La forte attività convettiva sta provocando anche qualche disagio al traffico aereo, specie nelle tratte dal continente africano all’Australia. Nella giornata di ieri delle grosse Supercelle e Cluster temporaleschi, con uno spessore superiore ai 16 chilometri di altezza, alimentati da una ingente quantità di calore latente fornito dalla calda superficie oceanica, si sono formati nel tratto di oceano poco a nord del Madagascar, scaricando dei veri e propri diluvi nei numerosi arcipelaghi e gli atolli presenti in questa porzione di oceano Indiano. In molte di queste isole, come le Cosmoledo, i potenti sistemi convettivi sfornati dall’Indiano hanno dato la stura a forti rovesci temporaleschi e piogge torrenziali che sono andate avanti ininterrottamente, anche per 12-24 ore di fila. Un fortissimo diluvio ha interessato pure il piccolo atollo corallino di Farquhar. Ma piogge molto intense e forti temporali, con attività elettrica a fondoscala, non hanno risparmiato neppure la parte settentrionale dell’isola-stato del Madagascar. Il grosso sistema convettivo si è poi evoluto verso ovest, in direzione delle coste africane, interessando pure le isole Comore, dove le piogge e i temporali sono stati accompagnati da una sostenuta, a tratti intensa, ventilazione occidentale che ha toccato i 66 km/h nella stazione di Dzaoudzi. Per fortuna il grosso delle precipitazioni è stato scaricato in pieno oceano.

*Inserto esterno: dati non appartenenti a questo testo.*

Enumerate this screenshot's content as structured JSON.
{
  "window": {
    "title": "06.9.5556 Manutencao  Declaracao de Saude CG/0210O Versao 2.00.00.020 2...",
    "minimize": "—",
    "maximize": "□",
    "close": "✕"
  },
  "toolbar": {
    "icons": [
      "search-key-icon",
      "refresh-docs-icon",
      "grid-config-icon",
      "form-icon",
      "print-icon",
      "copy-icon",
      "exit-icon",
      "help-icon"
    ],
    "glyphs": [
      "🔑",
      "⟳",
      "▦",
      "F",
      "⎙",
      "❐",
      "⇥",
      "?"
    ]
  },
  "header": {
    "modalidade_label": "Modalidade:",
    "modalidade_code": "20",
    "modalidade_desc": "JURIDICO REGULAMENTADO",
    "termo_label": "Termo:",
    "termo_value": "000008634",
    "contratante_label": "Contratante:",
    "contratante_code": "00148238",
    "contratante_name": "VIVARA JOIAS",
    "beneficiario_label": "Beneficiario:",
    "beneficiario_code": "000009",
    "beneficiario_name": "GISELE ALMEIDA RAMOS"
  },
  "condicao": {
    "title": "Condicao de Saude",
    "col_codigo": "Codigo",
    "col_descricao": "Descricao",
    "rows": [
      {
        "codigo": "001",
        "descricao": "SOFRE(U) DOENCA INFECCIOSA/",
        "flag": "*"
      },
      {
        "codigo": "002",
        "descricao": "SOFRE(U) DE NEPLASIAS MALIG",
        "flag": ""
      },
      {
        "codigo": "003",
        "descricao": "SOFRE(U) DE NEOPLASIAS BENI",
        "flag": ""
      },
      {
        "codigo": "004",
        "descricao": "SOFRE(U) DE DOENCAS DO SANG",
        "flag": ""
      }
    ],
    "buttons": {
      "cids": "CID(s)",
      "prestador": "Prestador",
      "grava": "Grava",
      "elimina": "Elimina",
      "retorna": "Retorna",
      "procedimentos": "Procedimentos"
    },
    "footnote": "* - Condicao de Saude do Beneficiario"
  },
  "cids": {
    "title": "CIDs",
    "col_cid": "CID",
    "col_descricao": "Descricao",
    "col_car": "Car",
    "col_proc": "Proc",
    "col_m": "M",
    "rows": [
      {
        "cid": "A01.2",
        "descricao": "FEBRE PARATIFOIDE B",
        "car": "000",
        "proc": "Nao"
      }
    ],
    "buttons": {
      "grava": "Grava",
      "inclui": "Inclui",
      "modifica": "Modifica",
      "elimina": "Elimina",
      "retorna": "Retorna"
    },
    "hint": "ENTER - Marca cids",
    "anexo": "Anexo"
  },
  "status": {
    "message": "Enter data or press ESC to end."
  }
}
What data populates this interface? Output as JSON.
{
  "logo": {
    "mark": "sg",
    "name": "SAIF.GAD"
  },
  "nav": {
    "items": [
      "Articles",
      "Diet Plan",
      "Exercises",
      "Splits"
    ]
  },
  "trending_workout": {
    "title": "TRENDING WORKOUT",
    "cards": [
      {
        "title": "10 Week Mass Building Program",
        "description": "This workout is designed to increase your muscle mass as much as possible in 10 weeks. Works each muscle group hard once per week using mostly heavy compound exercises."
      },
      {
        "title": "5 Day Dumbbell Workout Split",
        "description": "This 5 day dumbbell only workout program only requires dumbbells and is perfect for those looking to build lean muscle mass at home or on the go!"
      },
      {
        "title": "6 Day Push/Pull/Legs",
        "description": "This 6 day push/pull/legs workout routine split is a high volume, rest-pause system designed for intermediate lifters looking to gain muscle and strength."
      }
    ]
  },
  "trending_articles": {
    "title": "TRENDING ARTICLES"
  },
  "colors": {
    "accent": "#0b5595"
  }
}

L’intensa attività convettiva permarrà anche nei prossimi giorni, rischiando di martellare, con piogge torrenziali e forti temporali, buona parte delle isole presenti sull’oceano Indiano occidentale e il Madagascar, soprattutto le coste orientali della grande isole, dove si potrebbero verificare anche delle inondazioni e smottamenti, visto il terreno già saturo d’acqua dopo il passaggio del ciclone “Giovanna”. Una nuova “tropical wave” (perturbazione tropicale priva di rotazione) sta per raggiungere l’oceano Indiano occidentale, tendendo a rinforzarsi ulteriormente. Purtroppo non è escluso che durante la settimana uno di questi ammassi temporaleschi possa riuscire a evolversi in una intensa tropical storm o in nuovo e potente ciclone tropicale, anche del 3^ 4^ della scala Saffir-Simpson, pronto a minacciare gli arcipelaghi appartenenti alle Mauritius e l’isola del Madagascar, già messa a soqquadro, due settimane fa, dal transito di “Giovanna”.